AI summaries from customizable templates, tagged notes, and searchable recordsAutomatic meeting detection across Zoom, Teams, Meet, Slack, FaceTime and moreBot-free capture of system audio plus microphone directly on the device
Meetingnotes is a free tier with paid upgrades (freemium); Slipbox is a free tier with paid upgrades (freemium). Always confirm current pricing on each vendor's site before buying.

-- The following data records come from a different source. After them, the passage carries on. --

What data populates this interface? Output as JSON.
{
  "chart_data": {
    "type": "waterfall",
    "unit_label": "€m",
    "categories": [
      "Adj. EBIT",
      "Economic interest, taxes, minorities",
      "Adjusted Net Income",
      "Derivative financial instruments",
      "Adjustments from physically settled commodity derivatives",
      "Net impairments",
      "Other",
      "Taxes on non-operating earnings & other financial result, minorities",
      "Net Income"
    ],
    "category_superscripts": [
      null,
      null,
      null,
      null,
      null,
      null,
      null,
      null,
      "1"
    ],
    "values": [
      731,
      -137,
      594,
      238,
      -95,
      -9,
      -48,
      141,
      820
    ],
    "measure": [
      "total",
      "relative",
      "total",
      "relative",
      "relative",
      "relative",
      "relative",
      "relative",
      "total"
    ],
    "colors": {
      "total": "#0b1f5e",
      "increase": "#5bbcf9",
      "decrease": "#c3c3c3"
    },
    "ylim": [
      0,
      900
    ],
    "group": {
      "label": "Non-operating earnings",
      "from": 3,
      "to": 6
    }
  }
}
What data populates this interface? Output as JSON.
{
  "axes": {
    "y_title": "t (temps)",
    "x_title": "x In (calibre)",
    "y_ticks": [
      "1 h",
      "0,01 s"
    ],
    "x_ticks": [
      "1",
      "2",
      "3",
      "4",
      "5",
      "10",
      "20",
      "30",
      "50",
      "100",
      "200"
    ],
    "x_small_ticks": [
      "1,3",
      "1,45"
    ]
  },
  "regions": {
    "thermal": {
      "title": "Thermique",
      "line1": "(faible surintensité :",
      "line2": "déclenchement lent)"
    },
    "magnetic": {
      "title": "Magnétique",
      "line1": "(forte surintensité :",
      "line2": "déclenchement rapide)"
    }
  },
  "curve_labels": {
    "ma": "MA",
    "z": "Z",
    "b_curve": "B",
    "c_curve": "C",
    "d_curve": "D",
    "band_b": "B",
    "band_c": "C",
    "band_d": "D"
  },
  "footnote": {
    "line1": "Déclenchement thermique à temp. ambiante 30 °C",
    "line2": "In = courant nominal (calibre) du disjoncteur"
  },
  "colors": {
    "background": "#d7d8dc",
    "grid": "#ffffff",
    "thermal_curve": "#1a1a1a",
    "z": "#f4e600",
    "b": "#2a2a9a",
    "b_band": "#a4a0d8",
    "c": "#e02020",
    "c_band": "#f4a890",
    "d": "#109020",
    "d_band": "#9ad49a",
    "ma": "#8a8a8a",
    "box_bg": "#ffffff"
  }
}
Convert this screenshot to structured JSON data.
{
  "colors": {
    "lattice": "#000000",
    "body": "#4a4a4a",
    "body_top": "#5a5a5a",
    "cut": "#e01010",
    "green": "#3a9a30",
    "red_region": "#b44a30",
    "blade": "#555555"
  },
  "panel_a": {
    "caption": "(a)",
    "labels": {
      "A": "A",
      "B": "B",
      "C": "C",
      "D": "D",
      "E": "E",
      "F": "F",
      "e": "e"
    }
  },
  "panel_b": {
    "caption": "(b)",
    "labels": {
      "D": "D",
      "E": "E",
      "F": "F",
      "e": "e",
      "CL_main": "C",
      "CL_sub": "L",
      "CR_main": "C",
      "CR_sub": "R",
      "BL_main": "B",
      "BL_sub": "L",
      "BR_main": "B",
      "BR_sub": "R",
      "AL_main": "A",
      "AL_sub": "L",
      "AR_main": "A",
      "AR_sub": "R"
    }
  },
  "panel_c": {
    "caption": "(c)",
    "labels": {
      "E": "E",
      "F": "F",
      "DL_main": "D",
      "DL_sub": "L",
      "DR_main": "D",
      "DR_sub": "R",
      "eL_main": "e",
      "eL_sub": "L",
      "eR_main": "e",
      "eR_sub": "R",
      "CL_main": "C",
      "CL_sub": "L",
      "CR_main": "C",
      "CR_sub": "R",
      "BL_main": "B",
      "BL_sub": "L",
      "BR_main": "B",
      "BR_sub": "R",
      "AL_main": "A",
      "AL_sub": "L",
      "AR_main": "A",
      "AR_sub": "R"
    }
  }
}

Records both microphone and system audio for meeting capture
Bot-free capture of system audio plus microphone directly on the device
Standout feature
Real-time transcription using the OpenAI API
On-device, real-time transcription with optional hybrid cloud features
Team usage
AI summaries that combine transcripts with manual notes
AI summaries from customizable templates, tagged notes, and searchable records
Integrations
Customizable system prompts for personalized note-taking
Automatic meeting detection across Zoom, Teams, Meet, Slack, FaceTime and more
Languages & capture
Local storage of notes and transcripts for privacy
Bring-your-own LLM API key or local model support (e.g. Ollama)
Best-fit workflow
Search, copy, and delete management for stored notes
Speaker identification, semantic search, and Obsidian integration
Best for
Meetingnotes
Choose Meetingnotes if you need privacy-focused engineers recording and summarizing local meetings — strengths include completely free and open-source with no subscription.
Slipbox
Choose Slipbox if you need consultants and researchers keeping private records of client and interview calls — strengths include no bot joins the call, so capture is discreet across many platforms.
Pros & cons
Meetingnotes
+ Completely free and open-source with no subscription
+ Local-first storage keeps meeting data on the user's device
- macOS only, with no Windows or mobile version
Slipbox
+ No bot joins the call, so capture is discreet across many platforms
+ Audio is processed locally, keeping sensitive meeting content on the device
- Desktop-centric, so capture depends on running the app on your own machine
FAQ
Is Meetingnotes or Slipbox better for AI meeting notes?
It depends on your workflow. Meetingnotes is strong for privacy-focused engineers recording and summarizing local meetings, while Slipbox is strong for consultants and researchers keeping private records of client and interview calls. Both transcribe and summarize meetings.
How do Meetingnotes and Slipbox compare on price?
Meetingnotes is a free tier with paid upgrades and Slipbox is a free tier with paid upgrades. Check each vendor's pricing page for the latest plans and free-tier limits.
Can I use both Meetingnotes and Slipbox?
Yes. Many teams run more than one meeting assistant when the workflows are complementary and the budget is justified.